To promote the hobo cause, a handful of nostalgia buffs have founded the Hobo Association, many of whose 5,000 members have never ridden the rails. There is also the Hobo Times, a six-issue-a-year publication that includes tips on hopping freights while officially discouraging the practice, since it is illegal -- and lists of forthcoming celebrations.
There is even an 800 number for more information: (800) 622-HOBO.
"These guys are doing a great job," said Guitar Whitey, a 72-year-old hobo who still rides six months a year.
Bobb Hopkins, 44, is one of the new breed who rides the rails for sheer joy, and at his own convenience.
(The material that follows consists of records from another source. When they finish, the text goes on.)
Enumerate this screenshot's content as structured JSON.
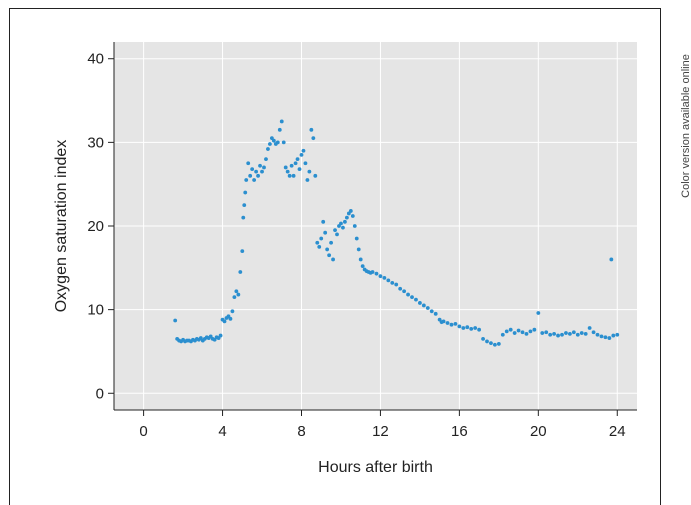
{
  "side_note": "Color version available online",
  "chart_data": {
    "type": "scatter",
    "title": "",
    "xlabel": "Hours after birth",
    "ylabel": "Oxygen saturation index",
    "xlim": [
      -1.5,
      25
    ],
    "ylim": [
      -2,
      42
    ],
    "xticks": [
      0,
      4,
      8,
      12,
      16,
      20,
      24
    ],
    "yticks": [
      0,
      10,
      20,
      30,
      40
    ],
    "grid": true,
    "legend": "none",
    "point_color": "#2b8fcf",
    "background_color": "#e5e5e5",
    "series": [
      {
        "x": [
          1.6,
          1.7,
          1.8,
          1.9,
          2.0,
          2.1,
          2.2,
          2.3,
          2.4,
          2.5,
          2.6,
          2.7,
          2.8,
          2.9,
          3.0,
          3.1,
          3.2,
          3.3,
          3.4,
          3.5,
          3.6,
          3.7,
          3.8,
          3.9,
          4.0,
          4.1,
          4.2,
          4.3,
          4.4,
          4.5,
          4.6,
          4.7,
          4.8,
          4.9,
          5.0,
          5.05,
          5.1,
          5.15,
          5.2,
          5.3,
          5.4,
          5.5,
          5.6,
          5.7,
          5.8,
          5.9,
          6.0,
          6.1,
          6.2,
          6.3,
          6.4,
          6.5,
          6.6,
          6.7,
          6.8,
          6.9,
          7.0,
          7.1,
          7.2,
          7.3,
          7.4,
          7.5,
          7.6,
          7.7,
          7.8,
          7.9,
          8.0,
          8.1,
          8.2,
          8.3,
          8.4,
          8.5,
          8.6,
          8.7,
          8.8,
          8.9,
          9.0,
          9.1,
          9.2,
          9.3,
          9.4,
          9.5,
          9.6,
          9.7,
          9.8,
          9.9,
          10.0,
          10.1,
          10.2,
          10.3,
          10.4,
          10.5,
          10.6,
          10.7,
          10.8,
          10.9,
          11.0,
          11.1,
          11.2,
          11.3,
          11.4,
          11.5,
          11.6,
          11.8,
          12.0,
          12.2,
          12.4,
          12.6,
          12.8,
          13.0,
          13.2,
          13.4,
          13.6,
          13.8,
          14.0,
          14.2,
          14.4,
          14.6,
          14.8,
          15.0,
          15.1,
          15.2,
          15.4,
          15.6,
          15.8,
          16.0,
          16.2,
          16.4,
          16.6,
          16.8,
          17.0,
          17.2,
          17.4,
          17.6,
          17.8,
          18.0,
          18.2,
          18.4,
          18.6,
          18.8,
          19.0,
          19.2,
          19.4,
          19.6,
          19.8,
          20.0,
          20.2,
          20.4,
          20.6,
          20.8,
          21.0,
          21.2,
          21.4,
          21.6,
          21.8,
          22.0,
          22.2,
          22.4,
          22.6,
          22.8,
          23.0,
          23.2,
          23.4,
          23.6,
          23.8,
          24.0,
          23.7
        ],
        "y": [
          8.7,
          6.5,
          6.3,
          6.2,
          6.4,
          6.2,
          6.3,
          6.3,
          6.2,
          6.4,
          6.3,
          6.5,
          6.4,
          6.6,
          6.3,
          6.5,
          6.7,
          6.6,
          6.8,
          6.5,
          6.4,
          6.7,
          6.6,
          6.9,
          8.8,
          8.6,
          9.0,
          9.2,
          8.9,
          9.8,
          11.5,
          12.2,
          11.8,
          14.5,
          17.0,
          21.0,
          22.5,
          24.0,
          25.5,
          27.5,
          26.0,
          26.8,
          25.5,
          26.5,
          26.0,
          27.2,
          26.5,
          27.0,
          28.0,
          29.2,
          29.8,
          30.5,
          30.2,
          29.8,
          30.0,
          31.5,
          32.5,
          30.0,
          27.0,
          26.5,
          26.0,
          27.2,
          26.0,
          27.5,
          28.0,
          26.8,
          28.5,
          29.0,
          27.5,
          25.5,
          26.5,
          31.5,
          30.5,
          26.0,
          18.0,
          17.5,
          18.5,
          20.5,
          19.2,
          17.2,
          16.5,
          18.0,
          16.0,
          19.5,
          19.0,
          20.0,
          20.3,
          19.8,
          20.5,
          21.0,
          21.5,
          21.8,
          21.2,
          20.0,
          18.5,
          17.2,
          16.0,
          15.2,
          14.8,
          14.6,
          14.5,
          14.4,
          14.5,
          14.3,
          14.0,
          13.8,
          13.5,
          13.2,
          13.0,
          12.5,
          12.2,
          11.8,
          11.5,
          11.2,
          10.8,
          10.5,
          10.2,
          9.8,
          9.5,
          8.8,
          8.5,
          8.6,
          8.4,
          8.2,
          8.3,
          8.0,
          7.8,
          7.9,
          7.7,
          7.8,
          7.6,
          6.5,
          6.2,
          6.0,
          5.8,
          5.9,
          7.0,
          7.4,
          7.6,
          7.2,
          7.5,
          7.3,
          7.1,
          7.4,
          7.6,
          9.6,
          7.2,
          7.3,
          7.0,
          7.1,
          6.9,
          7.0,
          7.2,
          7.1,
          7.3,
          7.0,
          7.2,
          7.1,
          7.8,
          7.3,
          7.0,
          6.8,
          6.7,
          6.6,
          6.9,
          7.0,
          16.0
        ]
      }
    ]
  }
}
He's never begged a sandwich or passed a bottle of muscatel, yet loves the feel of a boxcar. "It's like a symphony of sounds," said Mr. Hopkins, "the tick-tick of the rail, the wind, the horn . . . ."
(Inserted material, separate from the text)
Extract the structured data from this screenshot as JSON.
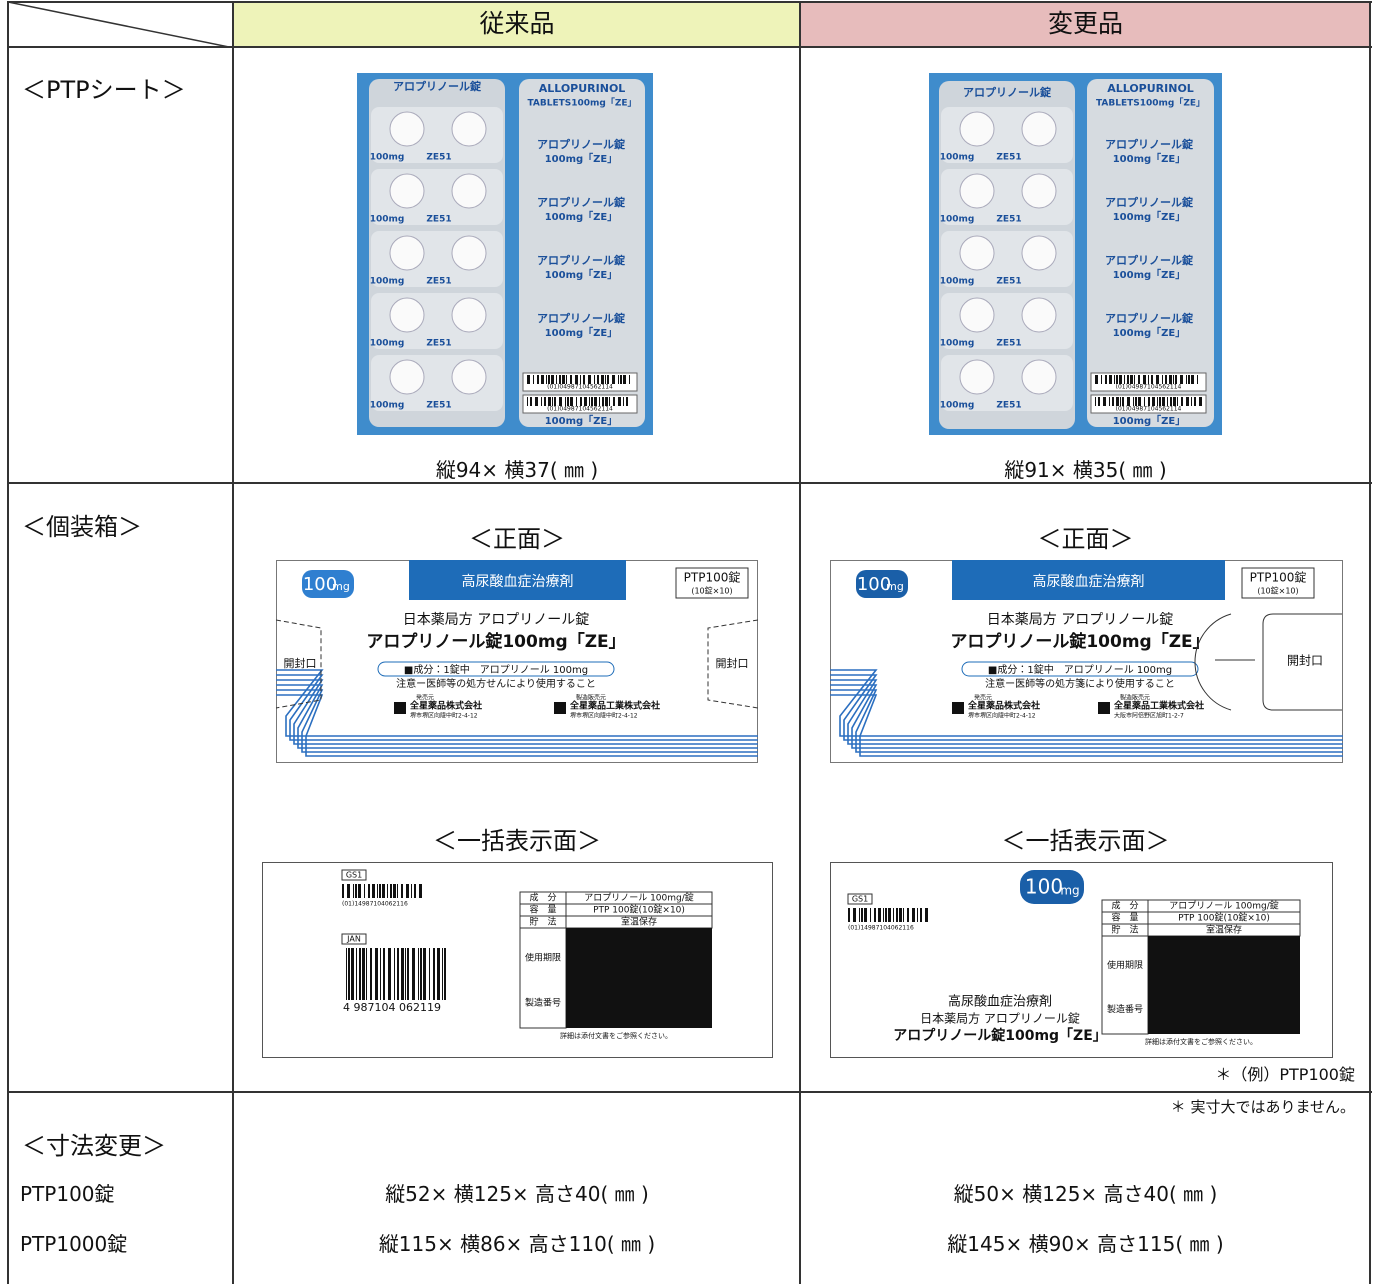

To reach a hobo celebration held in Brainerd earlier this month, Mr. Hopkins took a redeye flight from his home in Los Angeles, where he writes screenplays.
He arrived at Minneapolis airport about 7:15 a.m., dressed in his train-riding clothes: freshly washed blue jeans, a flannel shirt and suspenders, work boots. He carried an Instamatic camera. With him were three other hobo hobbyists, including "Captain Cook" Bishop, the editor of the Hobo Times, and Bob "Itchy Foot" Spediacci, vice president of California Express courier service.
The group headed immediately for the Alamo car rental counter, where they rented a white Cadillac. "More room," explained Mr. Hopkins.
Mr. Hopkins tried to explain the appeal of hopping trains.
"It's one of the few things you can do in a technological age that is truly independent," he said.
Guitar Whitey said there was an illicit lure to rail hopping.
"The part that gives it the flavor is the part that it's illegal," said Whitey. "It's dangerous, it's dirty, and any number of things could go wrong. If it was all cut and dried, there wouldn't be anything to it."
Along with the weekend hobos like Mr. Hopkins and his friends, the gatherings attract more authentic tramps, some of whom seem a little confounded by their new, yuppie brethren.
Sitting on a bar stool in Brainerd, for instance, was Ernest Hanson, 83, who rode the rails 60 years ago when they were steam trains.
Looking around him at the newer, younger professionals drinking imported beer, he smiled and said only, "I think they're enjoying it, and that's fine."